Prof. Sven Wehner, Department of Surgery
Our group is interested in the contribution of peripheral neuroimmune pathways in the biology of intestinal and pancreatic disorders. Enteric glial cells, specialized cells of the enteric nervous system, have been identified by us and others to play an important immunomodulatory role in intestinal homeostasis. During inflammation, glial cells undergo phenotypical changes and can either promote or suppress inflammation. Importantly, increased numbers of glial cells have been observed in developing adenocarcinomas of the colon and pancreas, suggesting that these cells play a prominent role in tumor development and progression. The mechanisms of this are, however, poorly understood. In this PhD project we will investigate the role of glial cells in intestinal and pancreatic tumor formation.

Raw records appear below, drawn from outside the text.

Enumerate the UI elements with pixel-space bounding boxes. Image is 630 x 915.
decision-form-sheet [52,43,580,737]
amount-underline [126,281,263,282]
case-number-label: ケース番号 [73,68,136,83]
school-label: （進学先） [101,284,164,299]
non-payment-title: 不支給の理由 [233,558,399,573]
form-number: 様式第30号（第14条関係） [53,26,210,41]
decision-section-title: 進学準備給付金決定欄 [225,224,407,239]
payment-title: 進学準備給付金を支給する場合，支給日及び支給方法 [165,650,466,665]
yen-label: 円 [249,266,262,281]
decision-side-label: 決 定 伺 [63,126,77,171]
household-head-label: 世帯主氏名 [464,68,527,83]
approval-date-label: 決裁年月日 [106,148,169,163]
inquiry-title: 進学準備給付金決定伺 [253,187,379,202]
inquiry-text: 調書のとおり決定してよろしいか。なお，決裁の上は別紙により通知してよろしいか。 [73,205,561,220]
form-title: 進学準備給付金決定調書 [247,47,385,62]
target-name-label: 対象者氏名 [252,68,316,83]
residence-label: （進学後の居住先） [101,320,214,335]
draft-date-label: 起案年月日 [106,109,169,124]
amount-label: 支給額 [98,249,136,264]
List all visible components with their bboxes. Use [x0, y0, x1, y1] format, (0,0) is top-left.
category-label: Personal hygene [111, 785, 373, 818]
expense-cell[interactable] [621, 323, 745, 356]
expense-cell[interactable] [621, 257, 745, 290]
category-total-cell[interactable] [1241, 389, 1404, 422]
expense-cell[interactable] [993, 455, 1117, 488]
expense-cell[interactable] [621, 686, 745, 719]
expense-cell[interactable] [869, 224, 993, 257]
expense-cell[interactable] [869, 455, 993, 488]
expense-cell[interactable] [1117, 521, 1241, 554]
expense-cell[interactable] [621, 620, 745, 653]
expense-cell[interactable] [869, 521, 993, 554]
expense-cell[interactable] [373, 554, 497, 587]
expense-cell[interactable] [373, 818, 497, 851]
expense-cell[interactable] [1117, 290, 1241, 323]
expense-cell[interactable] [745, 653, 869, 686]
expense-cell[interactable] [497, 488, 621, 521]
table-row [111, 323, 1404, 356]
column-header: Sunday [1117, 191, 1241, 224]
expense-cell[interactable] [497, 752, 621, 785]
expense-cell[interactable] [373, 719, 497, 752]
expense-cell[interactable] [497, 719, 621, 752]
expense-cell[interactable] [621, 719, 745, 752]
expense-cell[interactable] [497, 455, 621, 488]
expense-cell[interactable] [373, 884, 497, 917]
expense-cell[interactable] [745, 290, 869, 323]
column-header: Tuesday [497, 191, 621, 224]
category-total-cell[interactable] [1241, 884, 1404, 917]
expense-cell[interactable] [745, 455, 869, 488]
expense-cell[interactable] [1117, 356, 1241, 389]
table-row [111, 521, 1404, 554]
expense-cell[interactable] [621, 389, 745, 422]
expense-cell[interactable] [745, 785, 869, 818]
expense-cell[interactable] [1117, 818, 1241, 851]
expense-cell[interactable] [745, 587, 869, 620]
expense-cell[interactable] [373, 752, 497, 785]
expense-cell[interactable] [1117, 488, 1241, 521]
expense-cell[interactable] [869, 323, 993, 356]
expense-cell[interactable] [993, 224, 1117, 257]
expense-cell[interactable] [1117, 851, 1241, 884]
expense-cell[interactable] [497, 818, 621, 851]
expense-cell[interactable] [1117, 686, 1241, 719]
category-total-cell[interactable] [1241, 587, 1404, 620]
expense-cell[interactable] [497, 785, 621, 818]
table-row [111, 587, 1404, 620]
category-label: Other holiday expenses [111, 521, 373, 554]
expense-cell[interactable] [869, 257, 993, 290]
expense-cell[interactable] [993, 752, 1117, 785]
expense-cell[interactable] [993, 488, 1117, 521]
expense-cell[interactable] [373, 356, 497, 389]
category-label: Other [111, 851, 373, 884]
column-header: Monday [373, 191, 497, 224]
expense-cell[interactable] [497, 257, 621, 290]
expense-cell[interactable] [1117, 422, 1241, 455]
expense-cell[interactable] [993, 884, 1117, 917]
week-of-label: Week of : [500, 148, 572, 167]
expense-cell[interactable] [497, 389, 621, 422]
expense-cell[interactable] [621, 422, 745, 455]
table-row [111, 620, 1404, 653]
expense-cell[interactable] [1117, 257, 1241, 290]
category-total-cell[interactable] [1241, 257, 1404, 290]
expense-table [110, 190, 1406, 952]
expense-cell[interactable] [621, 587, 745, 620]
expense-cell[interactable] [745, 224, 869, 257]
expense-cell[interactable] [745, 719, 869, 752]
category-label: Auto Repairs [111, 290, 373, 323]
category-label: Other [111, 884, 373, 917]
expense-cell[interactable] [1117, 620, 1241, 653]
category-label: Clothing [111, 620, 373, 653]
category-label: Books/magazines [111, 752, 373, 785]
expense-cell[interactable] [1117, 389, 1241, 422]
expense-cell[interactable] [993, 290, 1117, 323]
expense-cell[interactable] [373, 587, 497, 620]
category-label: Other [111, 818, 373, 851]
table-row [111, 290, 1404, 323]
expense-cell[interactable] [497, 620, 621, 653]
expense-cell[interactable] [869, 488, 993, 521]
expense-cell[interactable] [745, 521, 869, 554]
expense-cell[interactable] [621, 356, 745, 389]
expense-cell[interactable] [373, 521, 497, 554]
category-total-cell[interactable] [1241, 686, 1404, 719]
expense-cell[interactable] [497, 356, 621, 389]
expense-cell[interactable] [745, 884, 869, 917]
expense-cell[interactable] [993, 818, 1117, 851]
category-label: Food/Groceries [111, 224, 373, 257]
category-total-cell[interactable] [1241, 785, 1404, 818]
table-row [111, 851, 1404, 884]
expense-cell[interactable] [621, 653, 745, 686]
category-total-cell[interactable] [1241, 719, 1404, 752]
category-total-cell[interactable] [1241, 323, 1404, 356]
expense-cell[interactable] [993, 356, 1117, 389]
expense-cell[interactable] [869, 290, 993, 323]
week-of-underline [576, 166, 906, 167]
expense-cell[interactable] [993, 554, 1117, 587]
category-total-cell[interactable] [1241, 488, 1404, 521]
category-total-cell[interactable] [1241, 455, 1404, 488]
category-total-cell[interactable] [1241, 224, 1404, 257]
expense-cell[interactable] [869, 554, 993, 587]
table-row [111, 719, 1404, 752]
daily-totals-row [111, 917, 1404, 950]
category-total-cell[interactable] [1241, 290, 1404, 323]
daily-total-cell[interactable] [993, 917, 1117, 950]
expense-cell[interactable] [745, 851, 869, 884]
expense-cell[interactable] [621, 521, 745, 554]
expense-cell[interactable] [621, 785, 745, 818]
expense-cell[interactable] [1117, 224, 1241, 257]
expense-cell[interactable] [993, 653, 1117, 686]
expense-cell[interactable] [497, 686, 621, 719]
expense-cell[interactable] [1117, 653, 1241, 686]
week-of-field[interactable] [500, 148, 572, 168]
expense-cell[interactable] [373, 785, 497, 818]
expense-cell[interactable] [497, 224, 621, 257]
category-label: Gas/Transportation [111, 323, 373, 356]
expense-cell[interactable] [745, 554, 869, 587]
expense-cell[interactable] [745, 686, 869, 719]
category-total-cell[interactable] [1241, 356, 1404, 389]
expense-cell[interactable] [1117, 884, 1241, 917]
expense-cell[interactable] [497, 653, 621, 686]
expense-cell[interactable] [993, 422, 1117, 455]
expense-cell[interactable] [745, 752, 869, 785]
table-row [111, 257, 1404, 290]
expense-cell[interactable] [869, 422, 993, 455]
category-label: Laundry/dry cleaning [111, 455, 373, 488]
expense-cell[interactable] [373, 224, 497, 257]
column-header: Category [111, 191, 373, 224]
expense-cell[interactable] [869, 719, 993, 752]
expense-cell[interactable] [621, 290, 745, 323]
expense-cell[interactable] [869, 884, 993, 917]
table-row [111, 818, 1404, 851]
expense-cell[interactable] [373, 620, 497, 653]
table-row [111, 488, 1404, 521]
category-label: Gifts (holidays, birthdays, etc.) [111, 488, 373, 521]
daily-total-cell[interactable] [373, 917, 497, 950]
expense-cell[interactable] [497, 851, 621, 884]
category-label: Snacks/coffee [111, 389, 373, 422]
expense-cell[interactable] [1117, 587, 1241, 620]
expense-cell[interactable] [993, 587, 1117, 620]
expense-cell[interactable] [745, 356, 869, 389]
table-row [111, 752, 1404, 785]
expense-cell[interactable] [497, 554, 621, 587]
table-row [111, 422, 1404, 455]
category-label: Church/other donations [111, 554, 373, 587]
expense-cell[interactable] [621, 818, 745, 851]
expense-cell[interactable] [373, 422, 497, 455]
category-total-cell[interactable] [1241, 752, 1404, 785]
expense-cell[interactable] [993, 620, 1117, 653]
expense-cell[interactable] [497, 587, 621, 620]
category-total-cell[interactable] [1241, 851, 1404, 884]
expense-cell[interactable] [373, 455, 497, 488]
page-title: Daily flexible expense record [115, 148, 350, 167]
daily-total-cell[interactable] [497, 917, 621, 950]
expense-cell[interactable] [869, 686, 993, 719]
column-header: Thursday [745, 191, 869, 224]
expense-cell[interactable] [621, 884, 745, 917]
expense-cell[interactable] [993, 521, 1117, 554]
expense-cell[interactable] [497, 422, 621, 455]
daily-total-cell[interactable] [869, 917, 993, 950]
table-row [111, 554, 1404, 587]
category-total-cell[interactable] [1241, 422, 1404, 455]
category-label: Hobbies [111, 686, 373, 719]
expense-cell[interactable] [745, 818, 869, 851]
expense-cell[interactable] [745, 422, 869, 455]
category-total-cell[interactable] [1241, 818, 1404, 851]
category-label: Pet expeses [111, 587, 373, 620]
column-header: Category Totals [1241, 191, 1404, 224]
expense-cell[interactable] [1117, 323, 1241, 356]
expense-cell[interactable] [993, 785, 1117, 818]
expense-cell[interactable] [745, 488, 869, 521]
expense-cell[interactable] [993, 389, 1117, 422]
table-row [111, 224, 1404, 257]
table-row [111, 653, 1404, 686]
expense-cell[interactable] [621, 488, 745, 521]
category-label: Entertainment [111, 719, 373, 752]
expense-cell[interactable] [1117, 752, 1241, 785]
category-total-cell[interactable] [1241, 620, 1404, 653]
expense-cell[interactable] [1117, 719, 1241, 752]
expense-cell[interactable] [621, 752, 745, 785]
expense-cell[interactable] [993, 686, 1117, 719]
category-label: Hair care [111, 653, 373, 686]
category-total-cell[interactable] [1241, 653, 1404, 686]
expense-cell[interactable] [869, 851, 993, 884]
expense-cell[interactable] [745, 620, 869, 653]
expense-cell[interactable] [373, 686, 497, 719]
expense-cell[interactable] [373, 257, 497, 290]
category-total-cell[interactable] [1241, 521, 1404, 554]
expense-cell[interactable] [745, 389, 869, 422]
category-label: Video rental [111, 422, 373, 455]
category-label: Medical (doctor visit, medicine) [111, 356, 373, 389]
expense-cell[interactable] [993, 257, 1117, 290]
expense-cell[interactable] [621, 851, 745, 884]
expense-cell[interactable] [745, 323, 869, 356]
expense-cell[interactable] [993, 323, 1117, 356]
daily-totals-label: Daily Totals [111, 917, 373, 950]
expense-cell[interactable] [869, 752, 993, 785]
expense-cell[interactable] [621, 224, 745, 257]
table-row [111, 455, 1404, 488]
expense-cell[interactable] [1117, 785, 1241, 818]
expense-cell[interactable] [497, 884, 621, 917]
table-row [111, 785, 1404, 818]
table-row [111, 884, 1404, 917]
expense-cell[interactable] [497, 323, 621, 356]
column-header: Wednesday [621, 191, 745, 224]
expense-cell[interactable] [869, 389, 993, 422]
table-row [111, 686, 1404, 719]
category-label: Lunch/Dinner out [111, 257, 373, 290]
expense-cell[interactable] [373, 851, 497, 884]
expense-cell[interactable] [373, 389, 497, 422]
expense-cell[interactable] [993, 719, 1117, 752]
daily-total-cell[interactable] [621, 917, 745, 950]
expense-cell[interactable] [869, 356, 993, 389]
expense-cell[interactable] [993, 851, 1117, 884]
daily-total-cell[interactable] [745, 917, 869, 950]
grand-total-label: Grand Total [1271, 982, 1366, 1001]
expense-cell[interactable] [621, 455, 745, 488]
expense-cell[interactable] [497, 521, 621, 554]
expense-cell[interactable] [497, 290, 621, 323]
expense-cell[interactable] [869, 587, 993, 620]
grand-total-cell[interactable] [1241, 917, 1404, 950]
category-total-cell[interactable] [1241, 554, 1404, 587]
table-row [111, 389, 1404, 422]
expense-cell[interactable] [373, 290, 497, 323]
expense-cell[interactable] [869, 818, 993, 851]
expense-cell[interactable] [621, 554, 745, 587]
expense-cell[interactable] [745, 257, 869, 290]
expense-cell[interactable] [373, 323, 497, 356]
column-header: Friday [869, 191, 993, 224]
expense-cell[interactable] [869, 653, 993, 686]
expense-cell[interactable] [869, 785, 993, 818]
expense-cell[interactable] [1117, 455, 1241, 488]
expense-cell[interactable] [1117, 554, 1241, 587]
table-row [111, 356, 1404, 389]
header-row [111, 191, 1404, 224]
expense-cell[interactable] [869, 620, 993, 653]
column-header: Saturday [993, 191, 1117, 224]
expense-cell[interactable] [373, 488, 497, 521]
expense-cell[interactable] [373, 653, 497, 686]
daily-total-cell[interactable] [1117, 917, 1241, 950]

In vitro studies including cultures of primary glial cells and cancer cell lines and in vivo animal models of colon and pancreatic cancer will help us understand the role of glial cells in the biology of these diseases. Collaborations with international partners in Amsterdam will allow us to address the role of the microbiome in glial cell biology in homeostasis and cancer. The optimal candidate has an expertise in (primary) cell culture techniques and animal disease models. Further expertise in flow cytometry and fluorescence microscopy are of advantage but not required. We offer a position in a growing international team of medical and basic scientists. A lab rotation to our Dutch collaborator (AMC, Amsterdam) can be part of the PhD training.
Prof. Christoph Wilhelm, Institue of Clinical Chemistry and Clinical Pharmacology
The work is focused on understanding aspects of the dietary regulation of the immune system. In particular the project includes the investigation of how diets (e.g. ketogenic diets) and dietary components drive or prevent chronic inflammation and the metabolic pathways important for the activation of innate lymphoid cells (ILC) in heath and disease. The overall aim is to identify dietary interventions strategies to treat chronic inflammatory conditions such as asthma, inflammatory bowl disease or psoriasis. We seek for candidates with strong background in cellular immunology, molecular cell biology or biochemistry.